Sul fronte tecnico, Manus veniva impiegata per sintetizzare letteratura scientifica avanzata, proporre direzioni di ricerca accademica e progettare abitazioni autosufficienti con vincoli ingegneristici precisi. Esempi che mostrano come l’agente operi nel cosiddetto “messy middle” dell’AI aziendale: troppo complesso per un singolo prompt, troppo aperto per l’automazione tradizionale.

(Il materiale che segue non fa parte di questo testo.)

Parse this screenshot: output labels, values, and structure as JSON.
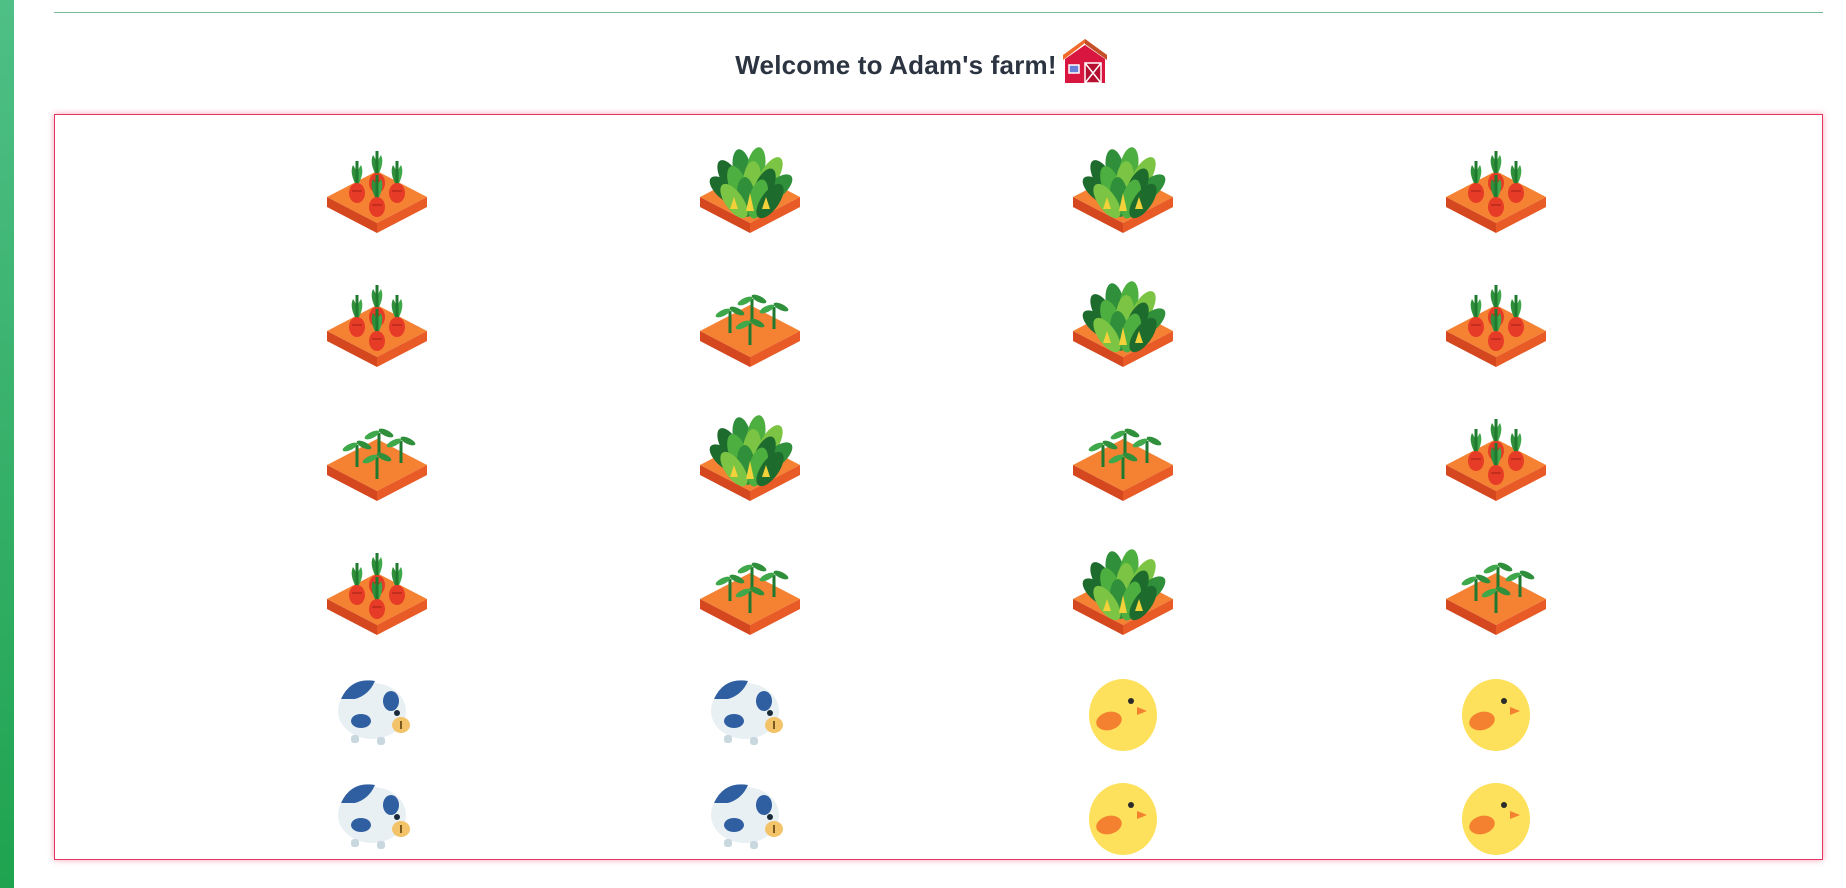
{
  "page": {
    "title": "Welcome to Adam's farm!",
    "title_icon": "barn-icon"
  },
  "colors": {
    "accent_strip": "#1fa34f",
    "grid_border": "#e6365f",
    "title_text": "#2b3440",
    "soil": "#f47a2c"
  },
  "farm": {
    "rows": [
      [
        "carrot-plot",
        "lettuce-plot",
        "lettuce-plot",
        "carrot-plot"
      ],
      [
        "carrot-plot",
        "sprout-plot",
        "lettuce-plot",
        "carrot-plot"
      ],
      [
        "sprout-plot",
        "lettuce-plot",
        "sprout-plot",
        "carrot-plot"
      ],
      [
        "carrot-plot",
        "sprout-plot",
        "lettuce-plot",
        "sprout-plot"
      ],
      [
        "cow",
        "cow",
        "chick",
        "chick"
      ],
      [
        "cow",
        "cow",
        "chick",
        "chick"
      ]
    ]
  }
}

Un ritmo di sviluppo che ha rafforzato il posizionamento

Il successo di Manus è stato accompagnato da un ritmo di sviluppo particolarmente aggressivo. Con Manus 1.5, rilasciata nell’ottobre 2025, l’azienda ha riprogettato il core engine per gestire lunghe workflow: i tempi medi di completamento sono scesi da circa 15 minuti a meno di quattro, grazie a un’allocazione dinamica del ragionamento e a finestre di contesto più ampie.

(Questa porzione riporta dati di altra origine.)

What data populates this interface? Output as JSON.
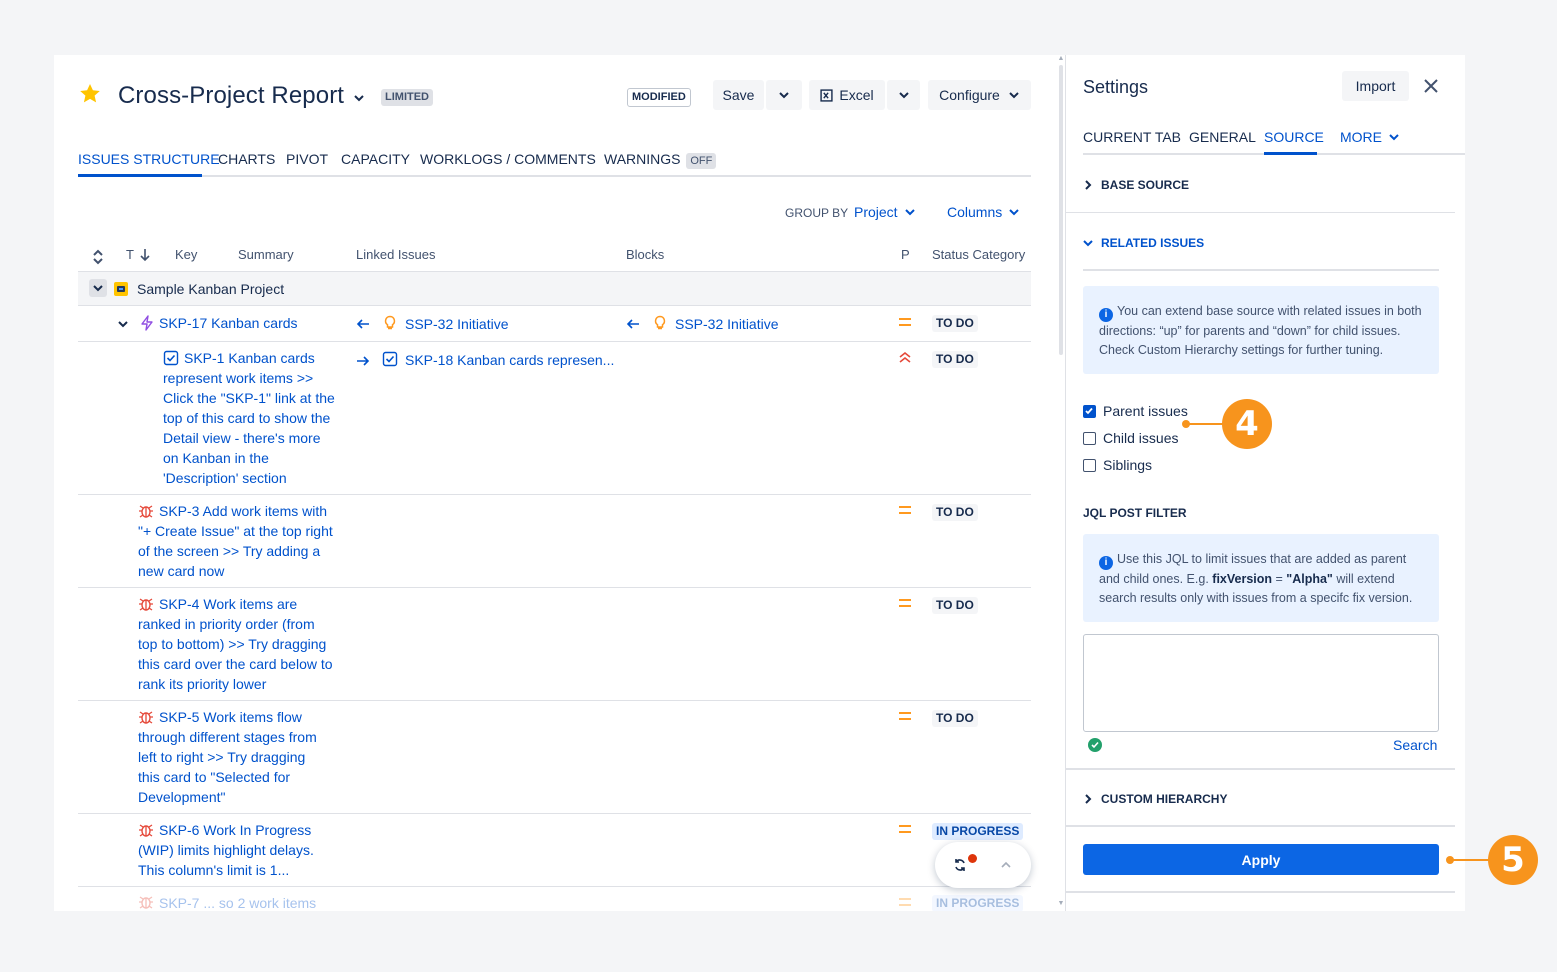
{
  "header": {
    "title": "Cross-Project Report",
    "limited_badge": "LIMITED",
    "modified_badge": "MODIFIED",
    "save_label": "Save",
    "excel_label": "Excel",
    "configure_label": "Configure"
  },
  "tabs": [
    {
      "label": "ISSUES STRUCTURE"
    },
    {
      "label": "CHARTS"
    },
    {
      "label": "PIVOT"
    },
    {
      "label": "CAPACITY"
    },
    {
      "label": "WORKLOGS / COMMENTS"
    },
    {
      "label": "WARNINGS",
      "badge": "OFF"
    }
  ],
  "toolbar": {
    "group_by_label": "GROUP BY",
    "group_by_value": "Project",
    "columns_label": "Columns"
  },
  "table": {
    "headers": {
      "t": "T",
      "key": "Key",
      "summary": "Summary",
      "linked": "Linked Issues",
      "blocks": "Blocks",
      "p": "P",
      "status": "Status Category"
    },
    "group_row": "Sample Kanban Project",
    "rows": [
      {
        "text": "SKP-17 Kanban cards",
        "linked": "SSP-32 Initiative",
        "blocks": "SSP-32 Initiative",
        "status": "TO DO"
      },
      {
        "lines": [
          "SKP-1 Kanban cards",
          "represent work items >>",
          "Click the \"SKP-1\" link at the",
          "top of this card to show the",
          "Detail view - there's more",
          "on Kanban in the",
          "'Description' section"
        ],
        "linked": "SKP-18 Kanban cards represen...",
        "status": "TO DO"
      },
      {
        "lines": [
          "SKP-3 Add work items with",
          "\"+ Create Issue\" at the top right",
          "of the screen >> Try adding a",
          "new card now"
        ],
        "status": "TO DO"
      },
      {
        "lines": [
          "SKP-4 Work items are",
          "ranked in priority order (from",
          "top to bottom) >> Try dragging",
          "this card over the card below to",
          "rank its priority lower"
        ],
        "status": "TO DO"
      },
      {
        "lines": [
          "SKP-5 Work items flow",
          "through different stages from",
          "left to right >> Try dragging",
          "this card to \"Selected for",
          "Development\""
        ],
        "status": "TO DO"
      },
      {
        "lines": [
          "SKP-6 Work In Progress",
          "(WIP) limits highlight delays.",
          "This column's limit is 1..."
        ],
        "status": "IN PROGRESS"
      },
      {
        "text": "SKP-7 ... so 2 work items",
        "status": "IN PROGRESS"
      }
    ]
  },
  "settings": {
    "title": "Settings",
    "import_label": "Import",
    "tabs": [
      "CURRENT TAB",
      "GENERAL",
      "SOURCE",
      "MORE"
    ],
    "base_source": "BASE SOURCE",
    "related_issues": "RELATED ISSUES",
    "related_info": "You can extend base source with related issues in both directions: “up” for parents and “down” for child issues. Check Custom Hierarchy settings for further tuning.",
    "checkboxes": [
      {
        "label": "Parent issues",
        "checked": true
      },
      {
        "label": "Child issues",
        "checked": false
      },
      {
        "label": "Siblings",
        "checked": false
      }
    ],
    "jql_title": "JQL POST FILTER",
    "jql_info_a": "Use this JQL to limit issues that are added as parent and child ones. E.g. ",
    "jql_info_b": "fixVersion",
    "jql_info_c": " = ",
    "jql_info_d": "\"Alpha\"",
    "jql_info_e": " will extend search results only with issues from a specifc fix version.",
    "jql_value": "",
    "search_label": "Search",
    "custom_hierarchy": "CUSTOM HIERARCHY",
    "apply_label": "Apply"
  },
  "callouts": {
    "four": "4",
    "five": "5"
  },
  "colors": {
    "accent": "#0052cc",
    "callout": "#f7941d",
    "bug": "#e5493a",
    "priority_medium": "#ff991f",
    "priority_high": "#e5493a"
  }
}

A dicembre, la versione 1.6 ha esteso le capacità verso workflow creativi e multipiattaforma, includendo lo sviluppo di applicazioni mobili, generazione e modifica di immagini, creazione di presentazioni e costruzione di applicazioni full-stack che l’agente poteva testare e correggere autonomamente. Un’evoluzione che ha consolidato Manus come sistema di esecuzione persistente, non solo come interfaccia di input-output.


Il valore sta nell’orchestrazione, non nel modello proprietario

Un aspetto chiave dell’operazione è che Manus non allena modelli proprietari. Si affida a modelli di terze parti, tra cui quelli di Anthropic e Alibaba, concentrando la propria differenziazione su orchestration, reliability engineering e context management. Eppure, secondo fonti pubbliche, Manus avrebbe raggiunto circa 100 milioni di dollari di annual recurring revenue a soli otto mesi dal lancio.

Secondo quanto riportato pubblicamente, Manus avrebbe raggiunto circa 100 milioni di dollari di annual recurring revenue a soli otto mesi dal lancio

Questo rafforza una tesi ormai diffusa: il valore durevole non risiede necessariamente nei foundation model, ma nello strato applicativo che li rende utili, intercambiabili e monetizzabili. In quest’ottica, Meta non ha acquistato una “model company”, ma un’infrastruttura agentica pronta all’uso.


Implicazioni strategiche per imprese e piattaforme

Per i decisori enterprise, l’acquisizione di Manus è meno un endorsement di un singolo fornitore e più un segnale strategico. L’orchestrazione degli agenti, la gestione dei tool, il retry logic, la memoria e l’auditabilità diventano asset critici, pari ai modelli sottostanti. Allo stesso tempo, la storia di Meta con i prodotti enterprise invita a cautela: iniziative come Workplace hanno faticato a mantenere una roadmap coerente nel lungo periodo.

Manus potrebbe avere un impatto immediato nel perimetro consumer e nel small business dell’ecosistema Meta, dove un agent orientato all’esecuzione può integrarsi nativamente in superfici ad alta frequenza come Facebook e Instagram, automatizzando la creazione di contenuti, la gestione delle interazioni, la pubblicità e il reporting.

Il prossimo strato difendibile dello stack AI è quello che trasforma l’intelligenza in lavoro completato

In definitiva, l’operazione indica che il prossimo strato difendibile dello stack AI è quello che traduce l’intelligenza in lavoro effettivamente completato. Ed è proprio per questo livello che oggi le grandi piattaforme sono disposte a investire miliardi.

Per le imprese, si tratta di una lezione su dove concentrare investimenti e talenti: non solo modelli, ma pipeline di esecuzione, gestione del contesto, affidabilità e capacità di integrare strumenti e workflow in modo end-to-end. In questo senso, Manus non è una semplice startup: rappresenta una visione di come potrebbe evolvere lo sviluppo e l’uso dell’AI nelle aziende, con un focus sull’effettiva produzione di lavoro utile e misurabile.